On the subject of safety onboard, there is a common misconception that air is not replaced on an aircraft and it is simply recirculated. While re-circulation does occur it is in no way how the vast majority of the air is supplied. I link you to an article from TravelAndLesiure.com which has quite a useful video explanation as well as a doctors explanation, should you wish to learn more.
It hangs in the balance at the moment, that's for sure. I currently work for one of the airlines which have announced plans to make some of their workforce redundant which includes a period of 45 days whereby unions and employer representatives can discuss what the eventual redundancy plan might look like. Fortunately, I remain furloughed throughout June and July. It is odd to think my last flight could well have been back in March. I hang my hopes on the fact I work for what in normal times can be considered a profitable carrier, out of perhaps one of their most profitable bases. I also didn't know until I started digging on the topic that Last In First Out is now frowned upon in the UK if used as the sole metric for compulsory redundancy should it unfairly target a particular age group; so that's another minor plus I suppose. Ultimately I can't say which way this might go and all I can do is hold out hope. Hope for myself; but also hope for several of my peers who graduated flight school in the same year I did. We could never have anticipated such a global pandemic to occur when we started training back in 2016 but here we are. Fingers crossed everyone!

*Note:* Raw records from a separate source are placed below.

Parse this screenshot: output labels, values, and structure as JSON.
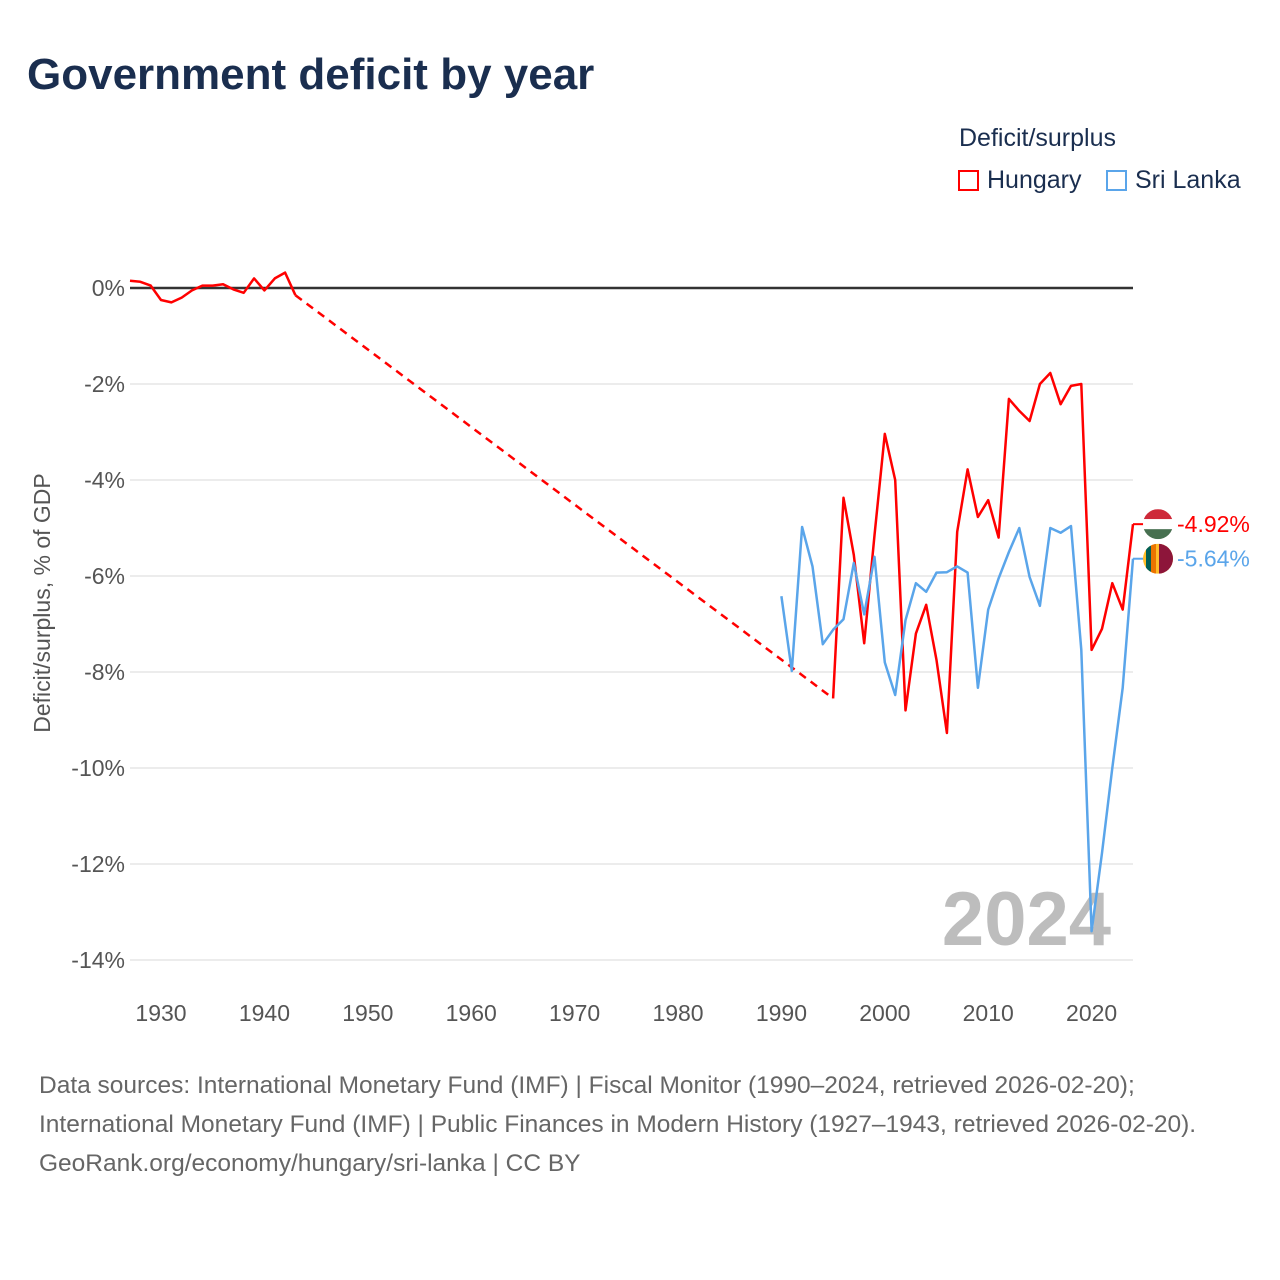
{
  "title": "Government deficit by year",
  "legend": {
    "title": "Deficit/surplus",
    "items": [
      {
        "label": "Hungary",
        "color": "#ff0000"
      },
      {
        "label": "Sri Lanka",
        "color": "#5aa5ea"
      }
    ]
  },
  "footer": {
    "sources": "Data sources: International Monetary Fund (IMF) | Fiscal Monitor (1990–2024, retrieved 2026-02-20); International Monetary Fund (IMF) | Public Finances in Modern History (1927–1943, retrieved 2026-02-20).",
    "credit": "GeoRank.org/economy/hungary/sri-lanka | CC BY"
  },
  "chart_data": {
    "type": "line",
    "title": "Government deficit by year",
    "xlabel": "",
    "ylabel": "Deficit/surplus, % of GDP",
    "xlim": [
      1927,
      2024
    ],
    "ylim": [
      -14.5,
      0.5
    ],
    "xticks": [
      1930,
      1940,
      1950,
      1960,
      1970,
      1980,
      1990,
      2000,
      2010,
      2020
    ],
    "yticks": [
      0,
      -2,
      -4,
      -6,
      -8,
      -10,
      -12,
      -14
    ],
    "ytick_labels": [
      "0%",
      "-2%",
      "-4%",
      "-6%",
      "-8%",
      "-10%",
      "-12%",
      "-14%"
    ],
    "year_label": "2024",
    "legend_position": "top-right",
    "series": [
      {
        "name": "Hungary",
        "color": "#ff0000",
        "end_label": "-4.92%",
        "segments": [
          {
            "x": [
              1927,
              1928,
              1929,
              1930,
              1931,
              1932,
              1933,
              1934,
              1935,
              1936,
              1937,
              1938,
              1939,
              1940,
              1941,
              1942,
              1943
            ],
            "y": [
              0.15,
              0.13,
              0.05,
              -0.25,
              -0.3,
              -0.2,
              -0.05,
              0.05,
              0.05,
              0.08,
              -0.03,
              -0.1,
              0.2,
              -0.05,
              0.2,
              0.32,
              -0.15
            ]
          },
          {
            "dashed": true,
            "x": [
              1943,
              1995
            ],
            "y": [
              -0.15,
              -8.55
            ]
          },
          {
            "x": [
              1995,
              1996,
              1997,
              1998,
              1999,
              2000,
              2001,
              2002,
              2003,
              2004,
              2005,
              2006,
              2007,
              2008,
              2009,
              2010,
              2011,
              2012,
              2013,
              2014,
              2015,
              2016,
              2017,
              2018,
              2019,
              2020,
              2021,
              2022,
              2023,
              2024
            ],
            "y": [
              -8.55,
              -4.37,
              -5.56,
              -7.4,
              -5.15,
              -3.04,
              -4.0,
              -8.8,
              -7.2,
              -6.6,
              -7.75,
              -9.27,
              -5.08,
              -3.78,
              -4.77,
              -4.42,
              -5.2,
              -2.31,
              -2.56,
              -2.77,
              -2.0,
              -1.77,
              -2.42,
              -2.04,
              -2.0,
              -7.54,
              -7.1,
              -6.15,
              -6.7,
              -4.92
            ]
          }
        ]
      },
      {
        "name": "Sri Lanka",
        "color": "#5aa5ea",
        "end_label": "-5.64%",
        "segments": [
          {
            "x": [
              1990,
              1991,
              1992,
              1993,
              1994,
              1995,
              1996,
              1997,
              1998,
              1999,
              2000,
              2001,
              2002,
              2003,
              2004,
              2005,
              2006,
              2007,
              2008,
              2009,
              2010,
              2011,
              2012,
              2013,
              2014,
              2015,
              2016,
              2017,
              2018,
              2019,
              2020,
              2021,
              2022,
              2023,
              2024
            ],
            "y": [
              -6.42,
              -7.98,
              -4.98,
              -5.8,
              -7.42,
              -7.12,
              -6.9,
              -5.73,
              -6.8,
              -5.6,
              -7.8,
              -8.48,
              -6.92,
              -6.15,
              -6.33,
              -5.93,
              -5.92,
              -5.8,
              -5.93,
              -8.33,
              -6.7,
              -6.05,
              -5.5,
              -5.0,
              -6.02,
              -6.62,
              -5.0,
              -5.1,
              -4.96,
              -7.54,
              -13.4,
              -11.77,
              -10.0,
              -8.33,
              -5.64
            ]
          }
        ]
      }
    ]
  }
}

I'll leave a copy of my related Facebook Page post below, and I hope that I will have some positive news in the coming weeks.
The prospect of redundancy so soon into a career is an odd feeling. It makes you question if the job actually ever existed; as if any day now I’ll wake up in my uni accommodation having only dreamt of doing the job I so love. This industry is truly changing and it’s not just in one airline either, it’s global and perhaps the biggest existential change in its history. To all those pilots with uncertain futures, I’ve my fingers crossed we all make it out the other side of this abrupt pause. While our terms, conditions and pay may change, it wasn’t necessarily those which ignited the passion. For me, it was the sheer thrill of flying. That same thrill which returns with every application of takeoff thrust. It is that undeniable burning passion that bonds many in the industry, not so much the uniform we wear or the type of aircraft we fly - despite many saying the contrary on the latter. What I and no doubt many others wouldn’t give to just go up in a Cessna for the day at the moment, alas.. i have no SEP rating. In the meantime, despite the outlook, we must let the necessary discussions take place and, for now at least, enjoy the sunshine from the ground.